When base = 3 and length = 4, the answer would be

['0000', '0001', '0010', '0011', '0012', '0021', '0100', '0101', '0102', '0110', '0120', '0201', '0210', '1000', '1001', '1002', '1010', '1020', '1100', '1111', '1112', '1121', '1122', '1200', '1211', '1212', '1221', '2001', '2010', '2100', '2111', '2112', '2121', '2211', '2222']

We can observe that all the numbers in the answer would be permutations of ['0000', '0001', '0011', '0012', '1111', '1112', '1122', '2222']. Let us call them unique_numbers.

So, our solution is easy and simple. Generate all the unique_numbers and add their permutations to the result.

from itertools import permutations

base = 3
length = 4
unique_numbers = []

def getUniqueNumbers(curr_digit, curr_count, max_count, curr_num):
    
    #Add the curr_num to unique_numbers 
    if len(curr_num) == length:
        unique_numbers.append(curr_num)
        return
    
    #Try to include the curr_digit again
    if curr_count + 1 <= max_count:
        getUniqueNumbers(curr_digit, curr_count + 1, max_count, curr_num + str(curr_digit))
    
    #Try to include the next digit
    if curr_digit + 1 < base:
        getUniqueNumbers(curr_digit+1, 1, curr_count, curr_num + str(curr_digit+1))

#Try generating unique numbers starting with every digit
for i in range(base):
    getUniqueNumbers(i, 0, length, "")

result = set()
for num in unique_numbers:
    permList = permutations(num) 
    for perm in list(permList):
        result.add(''.join(perm))

print(result)

Upvotes: -1

hilberts_drinking_problem
hilberts_drinking_problem

Reputation: 11602

This problem can be solved with dynamic programming. Here is one approach (using Python):

from functools import lru_cache
from collections import Counter
from itertools import product

def naive(base, length):
  result = 0
  for tup in product(range(base), repeat=length):
    ctr = Counter(tup)
    is_valid = all(ctr[i] >= ctr[i+1] for i in range(base))
    if is_valid:
      result += 1
  return result

@lru_cache(None)
def binom(n, k):
  # compute binomial coefficient
  if n == 0:
    if k == 0:
      return 1
    else:
      return 0
  return binom(n - 1, k) + binom(n - 1, k - 1)
  
def count_seq(base, length):
  @lru_cache(None)
  def count_helper(base, length, max_repeats):
    if base < 0 or length < 0:
      return 0
    elif length == 0:
      return 1
    return sum(binom(length, k) * count_helper(base - 1, length - k, k) 
      for k in range(max_repeats+1))

  return count_helper(base, length, length)

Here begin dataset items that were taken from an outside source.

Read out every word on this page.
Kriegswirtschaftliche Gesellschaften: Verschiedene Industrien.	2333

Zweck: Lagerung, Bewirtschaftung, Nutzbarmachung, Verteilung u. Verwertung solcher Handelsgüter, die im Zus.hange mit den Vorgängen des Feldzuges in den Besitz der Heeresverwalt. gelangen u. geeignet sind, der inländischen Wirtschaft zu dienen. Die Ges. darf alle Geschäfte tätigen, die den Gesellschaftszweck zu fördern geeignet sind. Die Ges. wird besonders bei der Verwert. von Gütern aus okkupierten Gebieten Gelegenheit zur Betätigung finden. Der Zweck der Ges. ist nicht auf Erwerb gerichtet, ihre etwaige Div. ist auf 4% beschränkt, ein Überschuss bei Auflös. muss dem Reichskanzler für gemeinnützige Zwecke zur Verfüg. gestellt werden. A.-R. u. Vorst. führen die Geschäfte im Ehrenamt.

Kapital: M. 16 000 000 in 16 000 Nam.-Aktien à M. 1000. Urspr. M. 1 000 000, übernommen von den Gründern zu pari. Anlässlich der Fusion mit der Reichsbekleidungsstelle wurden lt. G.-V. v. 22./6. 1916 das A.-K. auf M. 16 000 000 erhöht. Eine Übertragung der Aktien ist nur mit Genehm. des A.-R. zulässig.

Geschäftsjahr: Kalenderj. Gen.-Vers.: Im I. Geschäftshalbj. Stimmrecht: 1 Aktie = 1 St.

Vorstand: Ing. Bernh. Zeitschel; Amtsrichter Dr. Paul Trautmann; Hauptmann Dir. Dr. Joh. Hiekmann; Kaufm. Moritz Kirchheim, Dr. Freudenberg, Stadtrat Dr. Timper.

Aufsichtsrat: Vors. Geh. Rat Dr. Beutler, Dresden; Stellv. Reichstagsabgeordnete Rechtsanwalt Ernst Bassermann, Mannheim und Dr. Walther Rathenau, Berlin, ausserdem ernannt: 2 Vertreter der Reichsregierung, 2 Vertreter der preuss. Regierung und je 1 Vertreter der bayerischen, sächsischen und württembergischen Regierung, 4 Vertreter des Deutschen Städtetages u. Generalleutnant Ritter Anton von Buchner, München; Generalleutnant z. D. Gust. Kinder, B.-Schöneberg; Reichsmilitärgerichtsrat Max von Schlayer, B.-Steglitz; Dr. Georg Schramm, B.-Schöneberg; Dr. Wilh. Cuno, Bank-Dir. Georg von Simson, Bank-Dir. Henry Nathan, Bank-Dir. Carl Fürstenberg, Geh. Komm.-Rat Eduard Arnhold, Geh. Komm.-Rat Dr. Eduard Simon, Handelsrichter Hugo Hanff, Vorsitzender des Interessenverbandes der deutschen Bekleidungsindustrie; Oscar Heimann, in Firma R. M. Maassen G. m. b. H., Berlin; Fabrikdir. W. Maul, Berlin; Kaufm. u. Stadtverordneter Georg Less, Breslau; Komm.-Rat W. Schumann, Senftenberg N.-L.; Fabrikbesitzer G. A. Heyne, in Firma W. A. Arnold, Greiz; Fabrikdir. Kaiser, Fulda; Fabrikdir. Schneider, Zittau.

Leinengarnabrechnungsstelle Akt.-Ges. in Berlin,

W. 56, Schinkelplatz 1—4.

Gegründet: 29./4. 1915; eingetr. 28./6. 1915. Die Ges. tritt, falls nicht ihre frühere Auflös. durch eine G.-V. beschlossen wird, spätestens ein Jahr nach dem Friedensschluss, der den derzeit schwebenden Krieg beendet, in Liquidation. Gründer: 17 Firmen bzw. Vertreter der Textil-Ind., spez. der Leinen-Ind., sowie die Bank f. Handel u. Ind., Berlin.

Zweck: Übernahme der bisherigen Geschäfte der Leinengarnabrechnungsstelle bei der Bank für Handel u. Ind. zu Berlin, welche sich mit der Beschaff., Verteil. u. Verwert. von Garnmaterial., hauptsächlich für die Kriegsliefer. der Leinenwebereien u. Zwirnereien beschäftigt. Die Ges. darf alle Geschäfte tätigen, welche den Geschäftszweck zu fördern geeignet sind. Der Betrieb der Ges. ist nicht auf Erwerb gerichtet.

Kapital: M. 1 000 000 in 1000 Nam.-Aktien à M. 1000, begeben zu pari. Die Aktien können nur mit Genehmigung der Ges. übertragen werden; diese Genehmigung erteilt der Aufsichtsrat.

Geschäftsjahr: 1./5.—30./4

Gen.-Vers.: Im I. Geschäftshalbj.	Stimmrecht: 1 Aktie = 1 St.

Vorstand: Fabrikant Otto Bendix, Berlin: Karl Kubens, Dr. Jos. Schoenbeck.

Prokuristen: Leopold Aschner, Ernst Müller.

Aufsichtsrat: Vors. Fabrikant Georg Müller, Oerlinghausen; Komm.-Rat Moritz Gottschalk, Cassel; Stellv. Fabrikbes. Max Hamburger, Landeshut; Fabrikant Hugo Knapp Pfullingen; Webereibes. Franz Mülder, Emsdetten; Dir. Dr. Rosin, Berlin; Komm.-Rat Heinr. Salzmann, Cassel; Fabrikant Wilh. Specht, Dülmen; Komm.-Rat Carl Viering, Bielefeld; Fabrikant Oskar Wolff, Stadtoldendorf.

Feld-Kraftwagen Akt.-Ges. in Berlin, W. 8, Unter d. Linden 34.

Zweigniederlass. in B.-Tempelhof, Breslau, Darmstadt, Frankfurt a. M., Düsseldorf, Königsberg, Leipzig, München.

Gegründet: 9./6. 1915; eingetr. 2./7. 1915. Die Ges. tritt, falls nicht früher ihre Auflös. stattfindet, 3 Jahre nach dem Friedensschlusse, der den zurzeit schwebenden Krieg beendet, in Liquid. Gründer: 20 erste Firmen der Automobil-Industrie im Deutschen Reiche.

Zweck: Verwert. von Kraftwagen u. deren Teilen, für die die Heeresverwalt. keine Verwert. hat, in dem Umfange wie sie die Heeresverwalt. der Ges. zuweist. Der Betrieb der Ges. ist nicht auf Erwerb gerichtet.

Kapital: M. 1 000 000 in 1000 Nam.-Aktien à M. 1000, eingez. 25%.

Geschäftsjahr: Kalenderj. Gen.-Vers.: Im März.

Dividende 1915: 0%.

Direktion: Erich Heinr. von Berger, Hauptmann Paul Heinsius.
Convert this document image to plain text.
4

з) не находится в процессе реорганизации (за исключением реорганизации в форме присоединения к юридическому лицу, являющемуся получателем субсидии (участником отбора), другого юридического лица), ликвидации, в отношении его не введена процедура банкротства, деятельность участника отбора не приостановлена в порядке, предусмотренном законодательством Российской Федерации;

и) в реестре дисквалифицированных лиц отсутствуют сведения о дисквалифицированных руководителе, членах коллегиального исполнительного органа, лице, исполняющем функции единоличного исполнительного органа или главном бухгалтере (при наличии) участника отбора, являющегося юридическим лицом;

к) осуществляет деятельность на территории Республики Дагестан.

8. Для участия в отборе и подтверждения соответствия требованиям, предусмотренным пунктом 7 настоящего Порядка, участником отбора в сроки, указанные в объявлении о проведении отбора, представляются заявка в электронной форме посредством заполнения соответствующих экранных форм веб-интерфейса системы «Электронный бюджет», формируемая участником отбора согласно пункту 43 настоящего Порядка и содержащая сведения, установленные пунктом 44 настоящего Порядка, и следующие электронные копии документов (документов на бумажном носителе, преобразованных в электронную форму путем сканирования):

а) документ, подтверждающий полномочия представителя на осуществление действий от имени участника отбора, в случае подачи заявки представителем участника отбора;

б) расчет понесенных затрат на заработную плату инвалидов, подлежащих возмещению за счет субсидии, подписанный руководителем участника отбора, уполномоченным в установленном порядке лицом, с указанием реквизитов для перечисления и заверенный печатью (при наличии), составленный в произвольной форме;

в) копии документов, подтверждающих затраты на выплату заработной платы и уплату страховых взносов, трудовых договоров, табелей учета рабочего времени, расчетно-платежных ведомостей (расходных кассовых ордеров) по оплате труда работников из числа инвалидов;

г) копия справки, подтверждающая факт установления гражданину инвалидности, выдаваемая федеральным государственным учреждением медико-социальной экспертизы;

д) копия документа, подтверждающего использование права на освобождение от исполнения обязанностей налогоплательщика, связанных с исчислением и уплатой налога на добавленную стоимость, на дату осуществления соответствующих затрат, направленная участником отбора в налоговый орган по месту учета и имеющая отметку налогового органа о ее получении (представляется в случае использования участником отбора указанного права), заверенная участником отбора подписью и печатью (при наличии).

assert all(count_seq(base, length) == naive(base, length)
        for base in range(7) for length in range(7))
print(count_seq(100, 60))
#21047749425803338154212116084613212619618570995864645505458031212645031666717071397

   

The key function is count_helper(base, length, max_repeats) that counts the number of valid sequences s.t. the most common digit does not repeat more than max_repeats times. Ignoring the base case, this function satisfies a recurrence relation:

count_helper(base, length, max_repeats) = sum(
      binom(length, k) * count_helper(base - 1, length - k, k) 
      for k in range(max_repeats+1))   

At this point, we are deciding how many copies of digit base to insert into the sequence. We can choose any number k between 0 and max_repeats inclusive. For a given, value of k, there are length choose k ways to insert the digit we are adding. Each choice of k leads to a recursive call to a subproblem where base is reduced by 1, length is reduced by k and max_repeats is set to k.